サイズをしっかり測らずに材料を購入してしまう

「だいたいこれくらい」と感覚で木材やシートを買ってしまうと、数ミリのズレで設置できなかったり、隙間に入らなかったりします。
ホームセンターの木材カットサービスなどを利用する際は、必ず事前に細部までミリ単位で計測しておきましょう。

おわりに

賃貸住宅であっても、アイテム選びや設置方法を工夫すれば、DIYを楽しむことは十分に可能です。

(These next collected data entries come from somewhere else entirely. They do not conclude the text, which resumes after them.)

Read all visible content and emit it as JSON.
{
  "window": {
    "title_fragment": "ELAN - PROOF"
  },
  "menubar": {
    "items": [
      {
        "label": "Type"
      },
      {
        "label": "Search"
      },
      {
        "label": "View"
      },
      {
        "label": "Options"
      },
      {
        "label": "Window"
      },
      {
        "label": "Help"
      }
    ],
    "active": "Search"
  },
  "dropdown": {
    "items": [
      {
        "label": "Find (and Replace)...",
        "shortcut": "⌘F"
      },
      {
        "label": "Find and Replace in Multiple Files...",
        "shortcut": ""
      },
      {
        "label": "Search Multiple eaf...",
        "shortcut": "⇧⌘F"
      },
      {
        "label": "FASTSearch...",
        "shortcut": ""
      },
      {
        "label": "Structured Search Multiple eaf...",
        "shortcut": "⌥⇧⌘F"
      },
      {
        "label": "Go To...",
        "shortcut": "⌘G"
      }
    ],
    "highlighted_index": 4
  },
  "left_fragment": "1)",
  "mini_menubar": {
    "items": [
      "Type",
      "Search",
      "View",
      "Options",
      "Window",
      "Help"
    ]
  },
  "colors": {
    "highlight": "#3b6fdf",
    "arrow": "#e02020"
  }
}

今回ご紹介した突っ張り収納や棚受け金具の活用、安全に配慮した壁面アレンジなどを取り入れることで、壁や床へのダメージを最小限に抑えながら、自分好みの理想の空間づくりを進めることができます。

最も大切なのは、常に「退去時の原状回復」を頭の片隅に置いて計画することです。
不動産会社や大家さんとのトラブルを防ぐためにも、無理に大掛かりな施工を行うのではなく、まずは床に直置きできる小さな家具や、手軽な収納の改善から始めてみてはいかがでしょうか。

お部屋のイメージチェンジを通して、今よりもっと愛着の湧く、快適な住空間づくりをぜひ楽しんでみてください。